Graveyard and Funerals
In many cultures, the graveyard with its graves as last resting place of the deceased is a space clearly separated from the world of the living. It enables the relatives to commemorate their deceased in peacefulness. In Germany, deceased and stillborn have to be buried at designated places.
The graveyard plays an important role in religious practice and meets public needs, too.
This social as well as religious significance of a graveyard has originated a variety of taboos, moral duties and laws. Offending the rules or desecrating the place is punished by the respective community. Disturbance of peace, desecration of corpses, defilement of graves and grave robbery are punishable in practically all cultures. Such actions are prosecuted in Germany.
During ancient times and the great migrations, the German tribes living in the territory of today's Germany cremated or buried their dead.
Cremation was prohibited with the spreading of Christianity. Following the history of Jesus Christ the faithful were buried. Only at the end of the 19th century cremations were allowed again.
In the Middle Ages, the burial of the deceased was very much characterised by the church. Usually, it took place on the day of death and under certain formalities that varied considerably depending on the status of the deceased: Ordinary people were buried without coffin, just lying on a board and given to earth in the clothes they had worn while dying. More distinguished people were buried in a coffin, sometimes made of stone until the 14th century. The deceased was carried to his grave by his relatives.
Medieval burial sites have not been preserved in Germany. Usually, and so in Spiesheim, too, they were situated round the Catholic Church, which is why another word for "graveyard - Friedhof" is "churchyard - Kirchhof" in German. Since the beginning of the 16th century, burial sites were moved to the outskirts of villages due to lack of space and danger of epidemic. This arrangement has been kept in many villages, which is also valid for the graveyard in Spiesheim opened in 1833.
From this time on, the deceased were put in a coffin in the house they had died and on the funeral day laid out on a bier in the yard. After the last blessing through the priest and possibly a farewell by the choir or band the coffin was put on the hearse. Decorated with flowers and wreaths, and, most of the time, accompanied by many mourners the funeral procession began to move. People from nearly every house "went with the procession". A horse covered with a black blanket drew the hearse to the graveyard.
Until the end of the late 1980s, the graves on the graveyard in Spiesheim were dug by hand, which was a very hard work, especially in winter when the soil was frozen.
Sliding soil caused by heavy rain often had to be removed from the grave. Sometimes the gravedigger was still looking out of the open grave when the funeral procession was already on its way to the last resting place.
After the deceased had been buried by the priest, maybe accompanied by a dirge or an instrumental piece, the requiem or funeral service at church followed, as is still customary. Afterwards, a contemplative funeral meal ("Leichenimbs") over coffee and cake was usually held in the house of the deceased in order to commemorate the deceased together and to help the bereaved family members getting over their grief. This custom of a funeral meal is still is use although it often takes place in a restaurant or the community centre nowadays.

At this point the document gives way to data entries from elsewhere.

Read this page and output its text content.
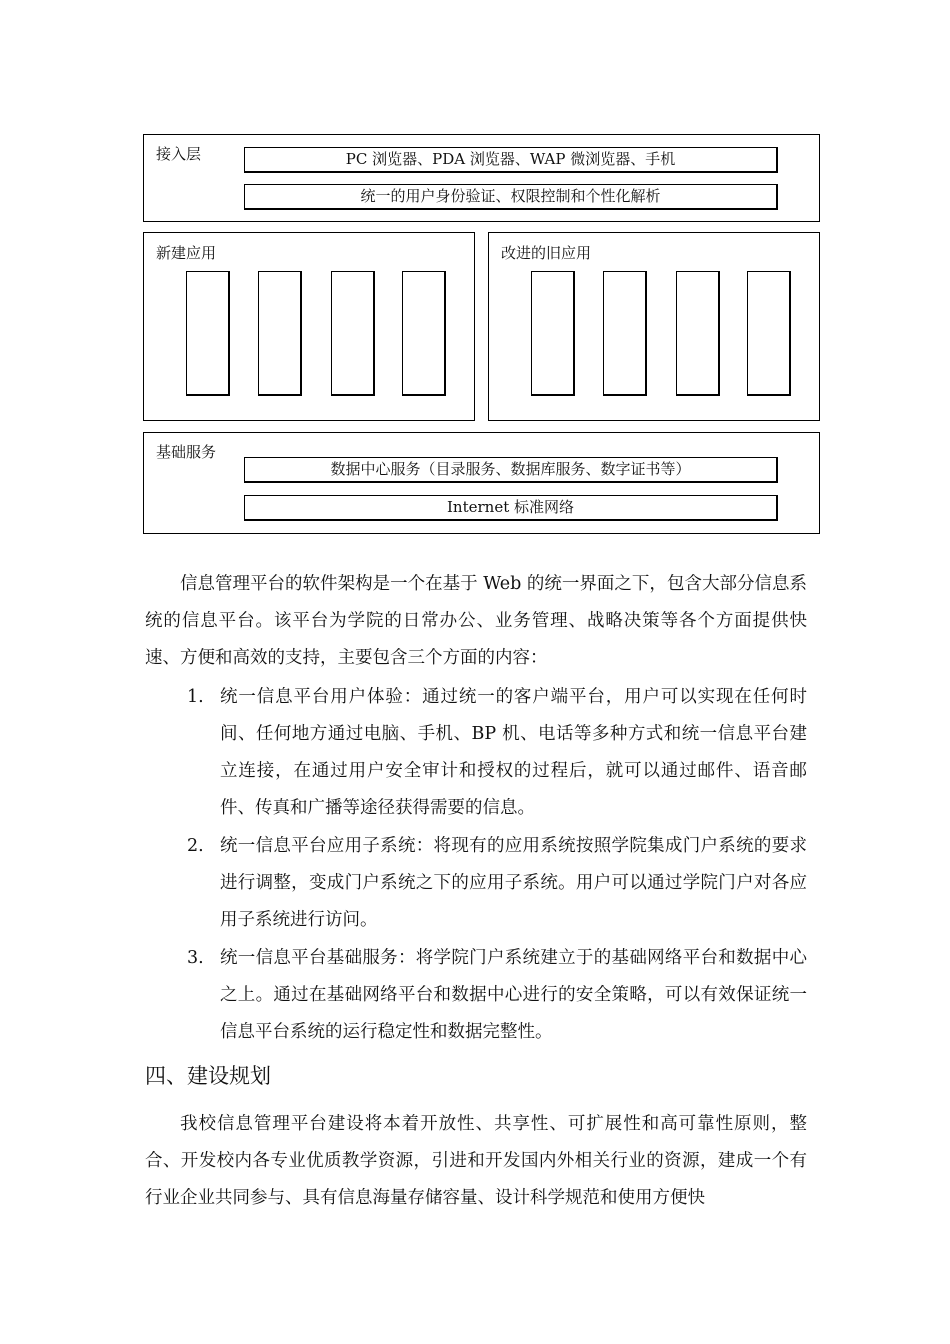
接入层	PC 浏览器、PDA 浏览器、WAP 微浏览器、手机
统一的用户身份验证、权限控制和个性化解析
新建应用	改进的旧应用
基础服务
数据中心服务（目录服务、数据库服务、数字证书等）
Internet 标准网络
信息管理平台的软件架构是一个在基于 Web 的统一界面之下，包含大部分信息系统的信息平台。该平台为学院的日常办公、业务管理、战略决策等各个方面提供快速、方便和高效的支持，主要包含三个方面的内容：
1. 统一信息平台用户体验：通过统一的客户端平台，用户可以实现在任何时间、任何地方通过电脑、手机、BP 机、电话等多种方式和统一信息平台建立连接，在通过用户安全审计和授权的过程后，就可以通过邮件、语音邮件、传真和广播等途径获得需要的信息。
2. 统一信息平台应用子系统：将现有的应用系统按照学院集成门户系统的要求进行调整，变成门户系统之下的应用子系统。用户可以通过学院门户对各应用子系统进行访问。
3. 统一信息平台基础服务：将学院门户系统建立于的基础网络平台和数据中心之上。通过在基础网络平台和数据中心进行的安全策略，可以有效保证统一信息平台系统的运行稳定性和数据完整性。
四、建设规划
我校信息管理平台建设将本着开放性、共享性、可扩展性和高可靠性原则，整合、开发校内各专业优质教学资源，引进和开发国内外相关行业的资源，建成一个有行业企业共同参与、具有信息海量存储容量、设计科学规范和使用方便快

Due to the increasing use of cars, horse-drawn hearses were superseded by funeral vans in 1965. The little house to shed the hearse standing on the right of the front of the graveyard still exists.
In 1988, the current funeral hall decorated with windows designed and made by Stefan Gassner ("glass artist" from Spiesheim) was opened and the area next to the building laid out as extension of the graveyard. At that time, the funeral processions starting from the home of the deceased came to an end.
Old tombstones dating from the early period of the graveyard were kept for a long time. During the last years, they had to be taken down either due to unsoundness or because no relatives remained to take care of them. So, sad to say, there are no more memorial stones left that date from that time. However, Ingolf Jung took at least some photos of several nice old tombstones, as shown here.
Since the rearrangement of the old burial ground and the part on the right side behind the entrance in 2015, rows for urns from cremations have been provided.